Brady does his cause no favors. The claim, “I did nothing wrong and no one in the Patriots organization did, either,” is a broad, sweeping and preposterous statement.
Those improperly inflated footballs were not delivered by evil elves from Santa’s toy shop or invisible wizards from the oblong-pigskin galaxy. Was he implying that a mysterious stranger with no connection to the Patriots (and in possession of a fake ID) sneaked into the stadium pushing a fresh shipment of balls in a wheelbarrow?
The NFL, according to Brady, judged that it was “more probable than not” that Brady was “at least generally aware” of something improper, and therefore deserved punishment.
So what texts could have been on that phone of his?
“NFL, WTF!”
“Hahaha, I fooled U.”
“Pats R 2 Smart.”
“I Can Pass, But U Can’t Catch Me!”
OK, probably not.
It could be Brady destroyed his phone because his Samsung was old and Apple was having a big sale. Or, it could be Brady destroyed his phone because it contained photographs of his glamorous supermodel wife along with his hoodie-garbed coach, modeling each other’s wardrobes. Or it could be Brady got a text from Hillary Rodham Clinton that read: “Trust me, Tom, get rid of it!”

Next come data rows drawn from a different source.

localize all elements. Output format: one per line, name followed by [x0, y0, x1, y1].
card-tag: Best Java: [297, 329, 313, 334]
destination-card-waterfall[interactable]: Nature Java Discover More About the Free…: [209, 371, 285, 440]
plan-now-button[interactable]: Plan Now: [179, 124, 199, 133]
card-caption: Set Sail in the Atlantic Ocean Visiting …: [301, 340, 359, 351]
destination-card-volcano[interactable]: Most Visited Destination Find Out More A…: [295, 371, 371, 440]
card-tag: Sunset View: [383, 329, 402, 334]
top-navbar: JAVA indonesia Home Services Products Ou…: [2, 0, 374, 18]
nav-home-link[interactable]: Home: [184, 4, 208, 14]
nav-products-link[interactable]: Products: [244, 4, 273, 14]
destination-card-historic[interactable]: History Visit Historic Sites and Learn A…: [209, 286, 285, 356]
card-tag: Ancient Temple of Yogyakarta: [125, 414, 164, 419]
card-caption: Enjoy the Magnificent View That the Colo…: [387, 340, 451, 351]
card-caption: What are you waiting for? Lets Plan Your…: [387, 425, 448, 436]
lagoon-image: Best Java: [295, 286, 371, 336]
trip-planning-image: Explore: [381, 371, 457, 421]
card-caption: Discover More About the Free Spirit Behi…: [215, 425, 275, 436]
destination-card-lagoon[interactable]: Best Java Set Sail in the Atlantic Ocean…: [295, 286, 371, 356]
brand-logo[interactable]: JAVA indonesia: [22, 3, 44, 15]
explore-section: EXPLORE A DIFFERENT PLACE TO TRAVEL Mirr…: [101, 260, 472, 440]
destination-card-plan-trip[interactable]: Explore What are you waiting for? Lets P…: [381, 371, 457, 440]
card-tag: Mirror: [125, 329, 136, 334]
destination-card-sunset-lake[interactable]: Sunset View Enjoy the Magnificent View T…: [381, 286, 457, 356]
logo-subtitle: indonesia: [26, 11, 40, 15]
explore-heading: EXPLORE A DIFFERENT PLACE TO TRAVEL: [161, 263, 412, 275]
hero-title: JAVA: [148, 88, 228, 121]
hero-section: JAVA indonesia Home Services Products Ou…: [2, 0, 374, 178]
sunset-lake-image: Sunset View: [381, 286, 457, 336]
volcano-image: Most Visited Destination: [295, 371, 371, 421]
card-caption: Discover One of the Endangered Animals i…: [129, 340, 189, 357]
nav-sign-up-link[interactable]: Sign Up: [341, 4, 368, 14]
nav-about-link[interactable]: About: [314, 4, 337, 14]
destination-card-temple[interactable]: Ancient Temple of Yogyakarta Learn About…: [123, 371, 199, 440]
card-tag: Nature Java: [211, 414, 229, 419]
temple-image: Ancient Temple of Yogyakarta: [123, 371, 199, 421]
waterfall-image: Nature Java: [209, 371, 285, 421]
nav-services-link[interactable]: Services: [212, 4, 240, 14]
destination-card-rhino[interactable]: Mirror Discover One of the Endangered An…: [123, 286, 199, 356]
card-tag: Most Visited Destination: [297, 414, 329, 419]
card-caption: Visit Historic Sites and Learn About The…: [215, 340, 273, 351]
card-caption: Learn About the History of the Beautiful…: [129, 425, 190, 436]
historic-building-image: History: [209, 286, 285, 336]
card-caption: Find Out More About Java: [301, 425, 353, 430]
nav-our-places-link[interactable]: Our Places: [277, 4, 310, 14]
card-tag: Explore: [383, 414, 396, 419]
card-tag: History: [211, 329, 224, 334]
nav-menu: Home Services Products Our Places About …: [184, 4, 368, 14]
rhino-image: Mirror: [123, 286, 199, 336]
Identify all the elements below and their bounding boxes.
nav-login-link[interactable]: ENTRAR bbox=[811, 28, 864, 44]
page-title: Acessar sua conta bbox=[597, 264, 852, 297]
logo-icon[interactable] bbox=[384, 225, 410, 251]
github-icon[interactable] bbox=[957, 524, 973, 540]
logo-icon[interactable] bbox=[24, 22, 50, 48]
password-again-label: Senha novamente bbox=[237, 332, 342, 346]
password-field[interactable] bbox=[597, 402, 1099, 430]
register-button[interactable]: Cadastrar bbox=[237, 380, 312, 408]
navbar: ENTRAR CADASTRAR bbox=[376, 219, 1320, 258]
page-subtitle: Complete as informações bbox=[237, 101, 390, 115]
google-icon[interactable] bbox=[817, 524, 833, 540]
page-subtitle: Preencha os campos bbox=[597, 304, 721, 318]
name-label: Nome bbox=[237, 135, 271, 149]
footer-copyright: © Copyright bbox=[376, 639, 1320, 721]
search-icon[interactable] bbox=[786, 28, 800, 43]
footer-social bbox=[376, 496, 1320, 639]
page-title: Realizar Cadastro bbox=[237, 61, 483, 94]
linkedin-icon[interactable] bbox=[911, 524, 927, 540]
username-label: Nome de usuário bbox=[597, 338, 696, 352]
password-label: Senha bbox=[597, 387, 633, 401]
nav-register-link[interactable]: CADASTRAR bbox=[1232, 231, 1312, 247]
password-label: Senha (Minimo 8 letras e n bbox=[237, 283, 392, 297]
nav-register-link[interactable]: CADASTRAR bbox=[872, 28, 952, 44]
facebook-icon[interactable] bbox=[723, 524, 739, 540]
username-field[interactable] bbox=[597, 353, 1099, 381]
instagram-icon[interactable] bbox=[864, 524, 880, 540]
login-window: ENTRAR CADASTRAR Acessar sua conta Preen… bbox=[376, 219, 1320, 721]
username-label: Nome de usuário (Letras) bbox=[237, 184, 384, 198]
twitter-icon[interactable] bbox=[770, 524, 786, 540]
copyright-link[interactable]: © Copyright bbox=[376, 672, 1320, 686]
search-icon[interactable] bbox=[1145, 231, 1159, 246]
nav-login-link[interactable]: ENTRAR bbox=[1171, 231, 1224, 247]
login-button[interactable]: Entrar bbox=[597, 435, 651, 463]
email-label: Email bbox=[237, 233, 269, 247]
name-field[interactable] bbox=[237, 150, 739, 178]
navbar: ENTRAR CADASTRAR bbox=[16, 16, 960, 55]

Whatever was on there, it’s in pixel heaven now. Brady did not bring his phone or its contents to his suspension appeal hearing in June, as some in the NFL obviously were expecting him to do. Instead, he committed Samsung suicide and had its dead cells sent to That Big Phone Boneyard in the Sky, where old texts go to die.
He is guilty now because the NFL says he is guilty — period.
Friends are free to defend him. Foes are free to condemn him. And the one absolutely sure thing is this: If he wore a Colts or Jets or Cowboys or Broncos or 49ers jersey for a living, a whole lot of Patriots fans today would want his suspension to be even longer.